The quality-versus-quantity debate inside Malta might sharpen. The MTA and the Maltese government had been debating for several years whether the island’s carrying capacity was being exceeded. COVID provided an involuntary experiment in what lower-volume tourism looks like. Not everyone disliked the result.
Remote worker infrastructure might stick. Malta’s Nomad Residence Permit program, launched in 2021, is a formal response to a trend that was already visible in 2020: people who worked online choosing to live in Malta for months at a time. This is a different kind of visitor than a week-long tourist, and their needs (longer-stay accommodation, co-working spaces, consistent internet, supermarkets) are somewhat different.
The December 2020 view from Valletta
Walking through Valletta in December 2020 was an unusual experience. The streets were not empty — Valletta has a residential population, and the Christmas decorations were up — but the particular layering of tourists on locals that characterises the city in summer was absent. You could walk up Republic Street without slowing down. You could get a table at a restaurant without waiting.

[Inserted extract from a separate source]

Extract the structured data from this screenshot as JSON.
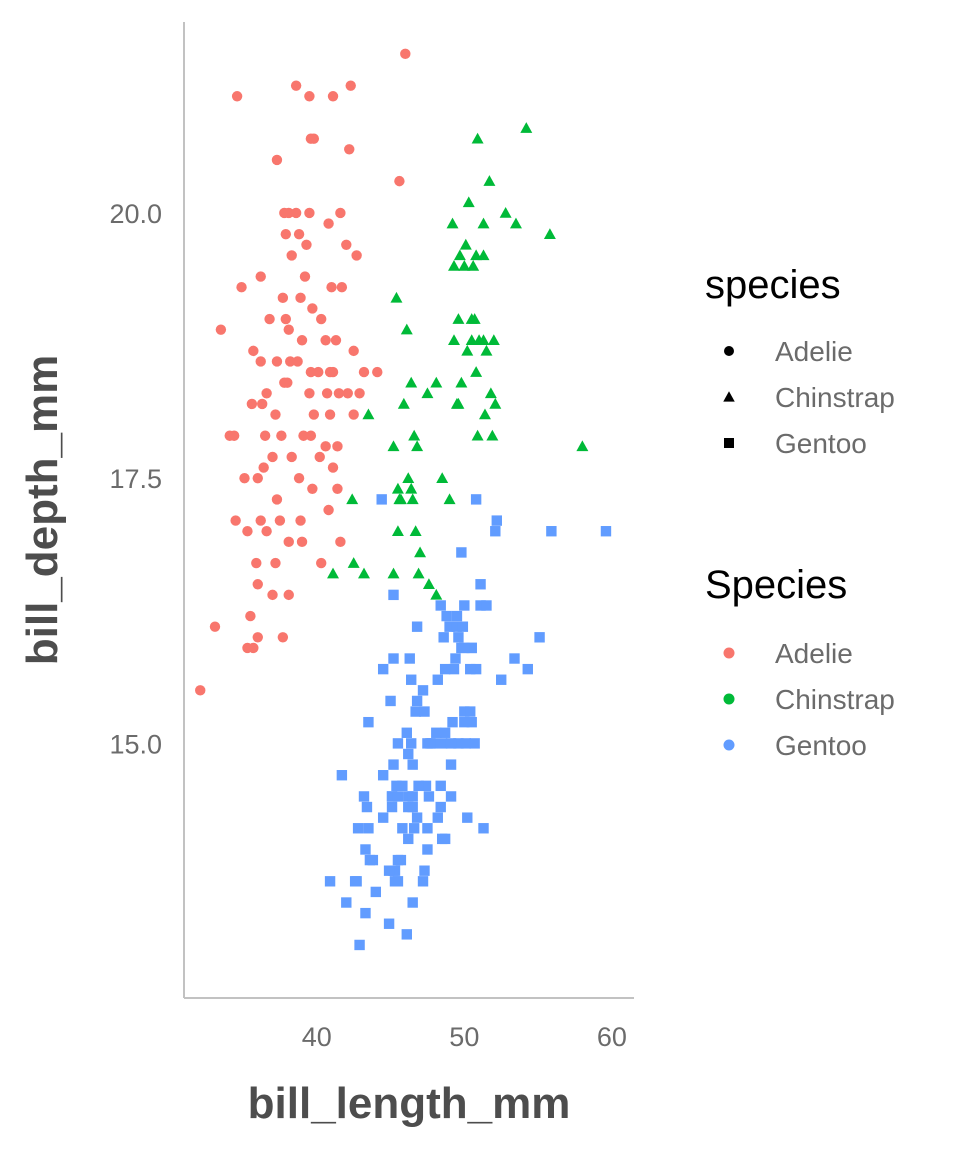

What became visible in that absence was the city itself — the architecture, the scale of the baroque streets, the quality of light in early winter on limestone. Some of us thought: this is a very good city that spends half the year obscured by the crowds it needs to survive.
The balance between those two things — what Malta is, and what it needs to be — is the question that 2021 and beyond will have to answer.